Tracy Lauren Marrow, rapper meglio noto come Ice-T, vanta di un’importante discografia sia in ambito rap che in quello metal. Nel 1992, spinto dalla sua passione per quest’ultimo genere ma volendo conservare le proprie radici, decise di fondare insieme al chitarrista e amico Ernie C uno dei primi gruppi crossover rap metal afroamericano: i Body Count.
Dopo tre anni dall’ultimo “Bloodlust” il gruppo di Los Angeles torna feroce e combattivo con “Carnivore”, ostile contro le ingiustizie che ancora oggi negli USA perseguitano in maniera totalmente inaccettabile le numerose etnie, native e non, presenti in tutta la nazione.
L’album azzanna immediatamente con la title-track, che dopo un’intro-suspance scoppia in riff di chitarra aggressivi e cori altrettanto consistenti.
“Point The Finger” vede il primo ospite del disco, Riley Gale (Power Trip), aggiungere ulteriore rabbia alla causa dei Nostri contro la violenza delle forze dell’ordine. Molto apprezzabile la presenza di alcuni colpi di arma da fuoco nella sezione ritmica, in puro stile gangsta rap, che marcano in maniera convincente l’unione dei due generi portanti della band.
“Bum-Rush” ha tutte le carte in regola per diventare una hit del gruppo.
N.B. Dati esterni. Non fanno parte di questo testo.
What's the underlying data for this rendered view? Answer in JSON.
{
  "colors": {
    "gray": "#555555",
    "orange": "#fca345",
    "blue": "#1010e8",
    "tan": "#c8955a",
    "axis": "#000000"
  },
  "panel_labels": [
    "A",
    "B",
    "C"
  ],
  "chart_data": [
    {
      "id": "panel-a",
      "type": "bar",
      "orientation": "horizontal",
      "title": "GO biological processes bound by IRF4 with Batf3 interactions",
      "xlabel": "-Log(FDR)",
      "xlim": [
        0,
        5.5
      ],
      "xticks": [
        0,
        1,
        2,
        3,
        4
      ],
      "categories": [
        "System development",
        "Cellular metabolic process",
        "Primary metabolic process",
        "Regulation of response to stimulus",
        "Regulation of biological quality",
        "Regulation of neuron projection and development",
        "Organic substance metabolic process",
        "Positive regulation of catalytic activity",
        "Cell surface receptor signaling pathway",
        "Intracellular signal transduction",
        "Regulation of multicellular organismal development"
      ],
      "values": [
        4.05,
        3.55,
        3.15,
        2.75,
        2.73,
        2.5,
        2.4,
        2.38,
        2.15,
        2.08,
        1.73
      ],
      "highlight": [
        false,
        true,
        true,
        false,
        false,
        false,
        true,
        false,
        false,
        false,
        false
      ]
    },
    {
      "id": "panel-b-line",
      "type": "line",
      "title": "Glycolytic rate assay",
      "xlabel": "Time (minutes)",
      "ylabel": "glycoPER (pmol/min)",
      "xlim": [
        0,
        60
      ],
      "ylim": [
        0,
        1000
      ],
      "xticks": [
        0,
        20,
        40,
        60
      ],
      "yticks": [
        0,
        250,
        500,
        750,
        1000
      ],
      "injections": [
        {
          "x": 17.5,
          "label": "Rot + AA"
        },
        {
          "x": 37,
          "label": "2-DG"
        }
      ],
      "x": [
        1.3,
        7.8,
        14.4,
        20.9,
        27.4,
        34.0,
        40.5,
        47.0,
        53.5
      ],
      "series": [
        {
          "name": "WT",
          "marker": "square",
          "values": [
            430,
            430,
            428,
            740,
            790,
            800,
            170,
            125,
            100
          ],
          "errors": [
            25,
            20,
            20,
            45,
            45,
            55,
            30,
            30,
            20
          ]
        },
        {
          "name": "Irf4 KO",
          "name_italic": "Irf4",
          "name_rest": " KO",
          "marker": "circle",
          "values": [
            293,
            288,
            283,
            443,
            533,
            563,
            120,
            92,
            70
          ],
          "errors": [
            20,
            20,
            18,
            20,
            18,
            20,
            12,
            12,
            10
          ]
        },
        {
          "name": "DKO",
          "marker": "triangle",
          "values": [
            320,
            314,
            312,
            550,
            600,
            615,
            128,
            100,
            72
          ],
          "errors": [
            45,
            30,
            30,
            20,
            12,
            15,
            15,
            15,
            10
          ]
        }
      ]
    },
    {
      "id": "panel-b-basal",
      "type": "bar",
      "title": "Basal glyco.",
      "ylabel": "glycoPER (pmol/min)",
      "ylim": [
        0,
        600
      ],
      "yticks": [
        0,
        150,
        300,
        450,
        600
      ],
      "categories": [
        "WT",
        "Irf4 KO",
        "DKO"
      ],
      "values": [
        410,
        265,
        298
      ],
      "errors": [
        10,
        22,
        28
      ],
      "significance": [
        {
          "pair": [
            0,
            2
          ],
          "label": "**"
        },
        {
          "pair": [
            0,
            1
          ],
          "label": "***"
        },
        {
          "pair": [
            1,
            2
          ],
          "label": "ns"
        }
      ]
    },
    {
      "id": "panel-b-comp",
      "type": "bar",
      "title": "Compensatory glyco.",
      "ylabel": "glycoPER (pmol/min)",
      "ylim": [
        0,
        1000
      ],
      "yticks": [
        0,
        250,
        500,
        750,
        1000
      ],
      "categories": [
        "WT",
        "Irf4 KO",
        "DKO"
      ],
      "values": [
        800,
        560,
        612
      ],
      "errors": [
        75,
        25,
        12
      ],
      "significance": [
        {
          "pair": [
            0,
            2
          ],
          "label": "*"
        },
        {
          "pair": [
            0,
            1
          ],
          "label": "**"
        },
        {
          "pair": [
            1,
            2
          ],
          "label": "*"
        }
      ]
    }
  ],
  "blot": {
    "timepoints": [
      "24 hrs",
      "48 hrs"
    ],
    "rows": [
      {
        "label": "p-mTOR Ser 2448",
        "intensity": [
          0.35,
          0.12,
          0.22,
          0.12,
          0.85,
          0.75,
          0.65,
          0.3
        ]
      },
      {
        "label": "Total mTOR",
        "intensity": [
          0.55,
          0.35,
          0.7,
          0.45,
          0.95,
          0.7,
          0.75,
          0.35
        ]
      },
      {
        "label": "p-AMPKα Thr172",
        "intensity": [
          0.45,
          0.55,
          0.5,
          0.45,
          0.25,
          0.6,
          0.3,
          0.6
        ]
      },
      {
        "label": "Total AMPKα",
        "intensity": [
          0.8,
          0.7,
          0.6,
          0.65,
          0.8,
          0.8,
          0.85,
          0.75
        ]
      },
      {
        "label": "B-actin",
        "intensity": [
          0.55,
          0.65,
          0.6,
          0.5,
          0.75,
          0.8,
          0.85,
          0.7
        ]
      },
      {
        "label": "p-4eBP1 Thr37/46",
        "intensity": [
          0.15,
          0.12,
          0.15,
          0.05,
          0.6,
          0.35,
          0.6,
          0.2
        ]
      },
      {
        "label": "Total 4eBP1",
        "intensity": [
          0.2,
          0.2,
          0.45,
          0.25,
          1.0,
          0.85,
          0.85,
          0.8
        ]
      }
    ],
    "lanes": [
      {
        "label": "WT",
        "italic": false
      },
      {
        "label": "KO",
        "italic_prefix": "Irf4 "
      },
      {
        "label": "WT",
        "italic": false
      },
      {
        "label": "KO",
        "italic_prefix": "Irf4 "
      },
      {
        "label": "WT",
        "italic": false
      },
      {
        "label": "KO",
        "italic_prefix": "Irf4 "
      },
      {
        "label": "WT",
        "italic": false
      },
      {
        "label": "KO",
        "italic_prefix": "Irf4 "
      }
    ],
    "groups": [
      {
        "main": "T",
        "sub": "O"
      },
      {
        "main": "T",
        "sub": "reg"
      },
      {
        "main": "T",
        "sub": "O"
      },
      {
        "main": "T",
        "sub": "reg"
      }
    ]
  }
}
Le ritmiche di Dave Lombardo (Slayer) alla batteria, i giri di chitarra e le linee di basso heavy rendono il brano una live song che non deve assolutamente mancare nelle scalette di cui tutti noi non aspettiamo altro che urlarne a perdifiato i cori sotto palco.
Godibile l’omaggio al defunto ma eterno Lemmy Kilmister con “Ace Of Spades” dato che, come spiega T, i Motorhead sono stati di grande ispirazione per i Body Count, anche se forse sarebbe stato più interessante sentire una cover diversa data la vastissima discografia della storica band inglese.
La sinistra “Another Level” porta la comparsa maligna di Jamey Jasta (Hatebreed) evidenziando lo stile hardcore tipico della sua band anche se proposto qui più lentamente ma non per questo meno incisivo.
“Colors – 2020” è la rivisitazione dello storico singolo solista dell’ Ice-T rapper in cui le vite difficili delle minoranze e le “gang war”, purtroppo vergognosamente ancora presenti, sono gli argomenti trattati. Il brano portò successo al mondo dell’hip-hop nel 1988 e risentirlo oggi proposto in chiave metal fa indubbiamente sorridere. Ci sta tutto.
“No Remorse” è letteralmente introdotta da una vera e propria sciabolata che apre una serie di riff pesanti quanto funzionali, ben strutturati da Ernie C che accompagnano il canto accusatorio di Ice-T.
Con l’incantevole partecipazione di Amy Lee (Evanescence), “When I’m Gone” è una drammatica dedica al rapper e amico Nipsey Hussle, ucciso durante un’imboscata tesa da bande rivali.
La band di Los Angeles torna a spingere l’acceleratore con “Thee Critical Beatdown” e soprattutto “The Hate Is Real”, che con un furioso rap metal old school (che talvolta strizza l’occhio al thrash slayeriano) chiudono in bellezza un album intimidatorio e compatto. Chiusura che arriva per davvero dopo la bonus track “6 In Tha Morning – 2020”, altra ben riuscita metal-cover del singolo estratto dalla discografia del rapper.
Dopo 30 anni di attività e nonostante il raggiungimento dei 62 anni di Ice-T, i Body Count non vogliono assolutamente mollare l’osso. Con “Carnivore” la band si fa apprezzare da un pubblico sempre più vasto. Rap, heavy, thrash, hardcore ed alternative: gli elementi proposti in questo settimo studio album renderà difficile storcere il naso anche ai più vanitosi cosiddetti “true metalhead”. Perchè qui, amici miei, di verità ce n’è eccome.